Our waitress at the Bluebird was nice but flustered. I can imagine her saying, ‘Wow. It’s really busy in here today,’ and Rich rolling his eyes. I say this by way of extended introduction to explain why, when she brought me the eleven dollar steak and eggs instead of the nine dollar chicken fried steak I ordered, I was neither especially surprised nor especially upset. Half anticipating a moment like this, I hadn’t even asked for my hash browns to be cooked crispy. ‘You ordered the chicken fried steak?’ she asked, looking at the crunchy, well done meat on the plate. Now, the question that follows ordering a steak is, ‘how would you like that done?’ and if I’ve ordered a steak, I reply ‘medium rare’ and if I’ve ordered chicken fried steak I reply, ‘huh?’ and any mistake gets sorted out before I’m eating something unordered and overcooked. No such conversation here.

So, after we told the waitress her mistake and she looked confused before claiming they were out of chicken fried steak, I took the food because I don’t like the idea of it getting thrown away any more than I like the idea of waiting another twenty minutes for something else.

Now, I’m not saying that they should have given me this lunch for free. I’m mostly just saying that they should bring me what I order. And when they don’t, well, at least they shouldn’t charge me extra for having messed up my order. Paying the nine dollars I had agreed to pay for the lunch I wanted for the lunch that I didn’t isn’t really compensation but would have been better than paying the eleven dollars I hadn’t agreed to pay for the lunch I hadn’t ordered. This is a subtlety apparently lost on the Bluebird staff. I would have liked to get the meal for free, sure. I would really have liked a manager or some such person to come out and apologize and check if the situation had been resolved to my satisfaction. That would suggest to me they are trying to say, ‘we’re human and make mistakes but we’re trying, and want to do a good job’ instead of saying, ‘we’re incompetent, and we don’t care.’

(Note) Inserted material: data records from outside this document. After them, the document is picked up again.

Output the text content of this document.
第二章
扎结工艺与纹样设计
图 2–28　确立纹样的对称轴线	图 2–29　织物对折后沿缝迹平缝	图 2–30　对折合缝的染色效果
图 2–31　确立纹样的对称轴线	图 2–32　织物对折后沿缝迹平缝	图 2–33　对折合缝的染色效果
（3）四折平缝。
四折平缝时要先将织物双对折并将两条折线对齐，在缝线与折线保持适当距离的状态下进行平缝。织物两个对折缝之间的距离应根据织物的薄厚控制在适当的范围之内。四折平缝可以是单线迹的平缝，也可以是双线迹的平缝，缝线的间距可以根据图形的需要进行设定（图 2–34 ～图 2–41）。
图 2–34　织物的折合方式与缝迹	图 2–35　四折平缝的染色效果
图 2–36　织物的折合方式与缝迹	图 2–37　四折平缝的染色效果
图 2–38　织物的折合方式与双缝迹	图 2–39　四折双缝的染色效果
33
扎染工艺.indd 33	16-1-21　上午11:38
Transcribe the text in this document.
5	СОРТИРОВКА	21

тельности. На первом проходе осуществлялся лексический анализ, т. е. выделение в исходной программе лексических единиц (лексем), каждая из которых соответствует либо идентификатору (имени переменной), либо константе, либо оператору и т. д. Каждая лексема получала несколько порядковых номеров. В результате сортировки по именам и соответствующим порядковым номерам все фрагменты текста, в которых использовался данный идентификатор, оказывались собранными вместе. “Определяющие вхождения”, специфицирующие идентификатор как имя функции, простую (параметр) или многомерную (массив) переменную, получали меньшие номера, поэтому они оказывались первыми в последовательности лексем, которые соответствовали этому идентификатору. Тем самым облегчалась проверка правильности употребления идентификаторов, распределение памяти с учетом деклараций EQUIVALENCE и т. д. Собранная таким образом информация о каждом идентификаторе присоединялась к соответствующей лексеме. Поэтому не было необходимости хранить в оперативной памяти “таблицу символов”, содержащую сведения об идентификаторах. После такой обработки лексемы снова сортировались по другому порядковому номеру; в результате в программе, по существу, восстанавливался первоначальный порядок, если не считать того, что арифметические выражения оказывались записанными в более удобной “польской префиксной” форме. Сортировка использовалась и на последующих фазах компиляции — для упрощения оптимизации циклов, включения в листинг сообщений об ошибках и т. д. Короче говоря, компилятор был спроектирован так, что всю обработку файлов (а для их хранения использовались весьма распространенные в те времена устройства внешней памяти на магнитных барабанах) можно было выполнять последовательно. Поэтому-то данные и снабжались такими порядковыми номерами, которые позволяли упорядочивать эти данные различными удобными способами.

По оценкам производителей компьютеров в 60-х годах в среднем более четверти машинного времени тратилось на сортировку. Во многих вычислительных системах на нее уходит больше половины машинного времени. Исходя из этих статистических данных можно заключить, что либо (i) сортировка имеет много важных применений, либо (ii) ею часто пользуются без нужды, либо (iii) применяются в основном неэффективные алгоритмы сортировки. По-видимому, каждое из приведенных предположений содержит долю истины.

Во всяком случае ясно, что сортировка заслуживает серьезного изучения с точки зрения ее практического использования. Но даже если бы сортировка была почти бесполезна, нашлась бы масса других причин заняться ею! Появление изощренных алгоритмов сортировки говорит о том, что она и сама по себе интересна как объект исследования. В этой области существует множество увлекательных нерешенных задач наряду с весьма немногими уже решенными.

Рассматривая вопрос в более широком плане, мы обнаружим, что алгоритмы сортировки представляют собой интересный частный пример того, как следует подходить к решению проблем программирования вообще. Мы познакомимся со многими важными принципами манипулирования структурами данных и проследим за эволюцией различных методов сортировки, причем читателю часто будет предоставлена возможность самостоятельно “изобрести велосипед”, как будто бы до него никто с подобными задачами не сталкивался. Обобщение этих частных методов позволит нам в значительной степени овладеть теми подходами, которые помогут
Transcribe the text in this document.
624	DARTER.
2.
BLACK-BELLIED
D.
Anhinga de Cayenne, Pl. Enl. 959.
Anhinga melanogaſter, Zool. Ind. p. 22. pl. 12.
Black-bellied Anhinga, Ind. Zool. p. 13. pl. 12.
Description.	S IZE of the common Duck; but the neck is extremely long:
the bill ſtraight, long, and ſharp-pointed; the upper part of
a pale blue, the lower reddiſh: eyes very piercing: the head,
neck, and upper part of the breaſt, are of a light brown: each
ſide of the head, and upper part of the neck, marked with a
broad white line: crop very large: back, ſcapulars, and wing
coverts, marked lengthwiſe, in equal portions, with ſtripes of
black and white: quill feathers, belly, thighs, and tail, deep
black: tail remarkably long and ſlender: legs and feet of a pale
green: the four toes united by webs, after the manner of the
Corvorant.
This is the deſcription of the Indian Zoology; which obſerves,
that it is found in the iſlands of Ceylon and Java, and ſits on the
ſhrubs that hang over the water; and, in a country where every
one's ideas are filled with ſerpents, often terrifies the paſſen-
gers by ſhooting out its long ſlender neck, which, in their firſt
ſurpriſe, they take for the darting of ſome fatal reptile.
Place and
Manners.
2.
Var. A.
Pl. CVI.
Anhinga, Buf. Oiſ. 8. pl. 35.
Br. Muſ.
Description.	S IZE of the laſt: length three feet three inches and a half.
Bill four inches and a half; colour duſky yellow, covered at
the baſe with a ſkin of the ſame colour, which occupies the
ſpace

I still had hopes for the food. Both meals came with toast. Not every breakfast does, but every breakfast, regardless of time of day and even if it's French toast, should come with toast. So, a plus. Gail’s corned beef hash was strange, less hash then corned beef julianne tossed with fried potatoes. She said it was good. The steak wasn’t shoe leather. The egg – scrambled – had been sizzled dry on a large flat griddle, paper thin and chopped into strips like Gail’s corned beef, a sort of visual motif. My hash browns, if not brown weren’t exceptionally bad, but tasted strongly of artificial butter flavored shortening that I wouldn’t want to waste cholesterol intake on. The portions, like Mike said, weren’t large – enough, but just barely enough, not enough had I been really hungry. In short, the food was nothing special and pretty pricey, and that’s a disappointing combination. We didn’t stay for pie.

But, oh – despite my harping, the waitress was nice. She refilled my iced tea a couple times (that a *miserable* Earl Gray concoction with extra tannins and apparently the philosophy that lots of flavor that is bad is better than little flavor that is good) and smiled through her flustration.

The botched order is fun to write about but not that big of a deal. Food that proves to be mediocre and service that seems consistently sub-par is. I’ve had worse food, and I’ve been in worse places than the Bluebird, but given the local options I’m not sure why I’d go back.